Rather than discuss the film, you would prefer to discuss the film's content. Okay. Fine. First, let's begin with the premise that the film is based upon real events. So, are you suggesting that the apparent fact that the heroine fell in love with a Nazi SS officer was not true? Are you suggesting that she dreamed the entire thing up, because, well, she would never let herself fall in love with an SS officer? Are you suggesting that her falling in love never happened, that this was a screenwriter's fantasy, designed to make the film more "exciting?" Odd. Since you seemed to advocate the very same thing only a few posts below.
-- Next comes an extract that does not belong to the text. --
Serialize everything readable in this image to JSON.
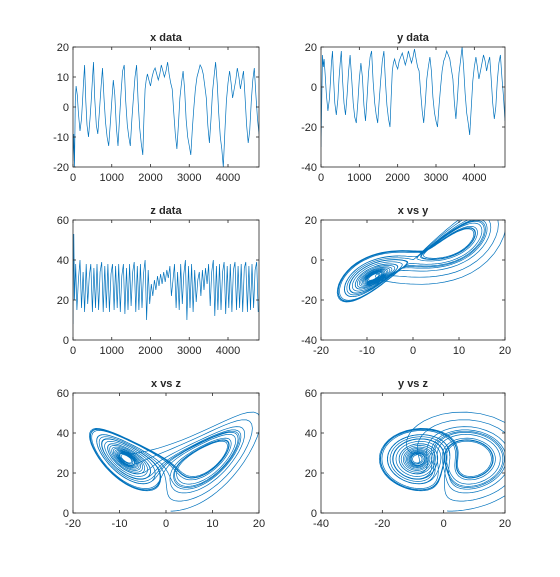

So, I am not sure what you mean by courage, if the film merely recounts the events that took place. Indeed, it would seem, to you, that the film was really courageous, in that it humanized an SS officer. Certainly, contrary to popular prejudice. Having written that, the film clearly takes a position on the kid glove treatment of certain Nazis after the fall of the Third Reich.

Now, try to follow this analysis. If it really happened, and she really fell in love with an SS officer, because, well, sometimes love is not planned, and just happens. Maybe you married for a practical reason like money, so that you could wile away your days in bliss watching films in between trips to the refrigerator. But maybe, despite her better judgment, she lost control. Who knows? Let's assume that this really happened. Explain how that is the fault of the film, if the film merely recounts the events?

"I didn't mean sending off those hundreds to the ovens! I didn't really enjoy torturing, either!"

Did you know that a very small percentage of German military were actually Nazis? Sort of like our own military. Some are Democrats, some Republicans. Do you know the political persuasion of the soldiers that exterminated villages in Vietnam?

Point is that, while it is easy to assume he was a member of the Nazis party, he was not necessarily a member of the Nazis party. How do you know he sent anyone to the gas chambers? Did every soldier or police officer in Germany at that time send people to the gas chamber? And let's not forget that the hero of the fatherland, Rommel, who was not a member of the Nazi party, but directed killing in Germany's name, eventually attempted to assassinate Hitler, a crime for which he was quietly executed, so as not to alert the German people that Rommel, their hero, was eventually opposed to Hitler. Is it therefore so crazy to think that this officer, at some point, saw the writing on the wall, that the sins of the fatherland should stop? Hardly.

If you going to criticize the content of a film, at least do so from an educated perspective.